The proposed legislation, developed through negotiations between Senators Thom Tillis and Angela Alsobrooks, aims to prevent stablecoin products from functioning like bank deposits. According to the draft language, crypto firms would be prohibited from paying yield or interest—whether in cash, tokens, or other forms—based solely on a user’s stablecoin balance. Policymakers argue that allowing such practices could undermine depository institutions, which play a crucial role in the U.S. financial system.
Despite the restriction, the bill introduces flexibility by allowing rewards tied to genuine user activity. This means crypto platforms may still offer incentives linked to transactions, network participation, or other “bona fide” actions. The distinction suggests a shift from passive “buy and hold” earning models toward more active “use-based” reward systems.
Industry leaders, including Coinbase CEO Brian Armstrong and Chief Legal Officer Paul Grewal, have responded positively to the compromise. They note that the updated language preserves innovation by supporting activity-based rewards while addressing concerns raised by banking regulators. However, companies may need to restructure their existing yield programs to comply with the new framework.

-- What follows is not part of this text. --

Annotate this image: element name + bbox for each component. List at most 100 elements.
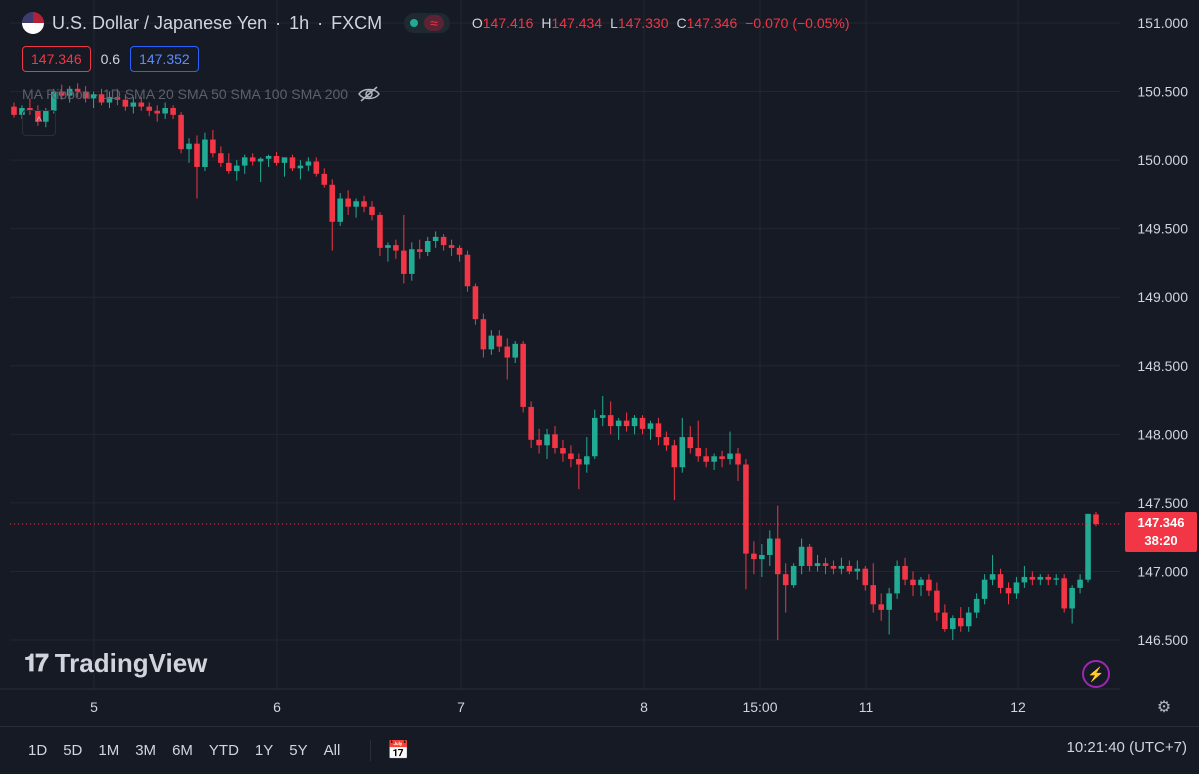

Regulatory clarity is still evolving. The bill directs the U.S. Treasury and the Commodity Futures Trading Commission to establish detailed rules within a year of enactment. These guidelines will define how rewards can be calculated, considering factors such as account balances, duration, and types of user activity.
While some negotiation points remain unresolved, the agreement removes a key barrier to advancing the bill in the Senate. As stablecoin regulation continues to develop, this proposal marks a critical step toward balancing crypto innovation with financial system stability.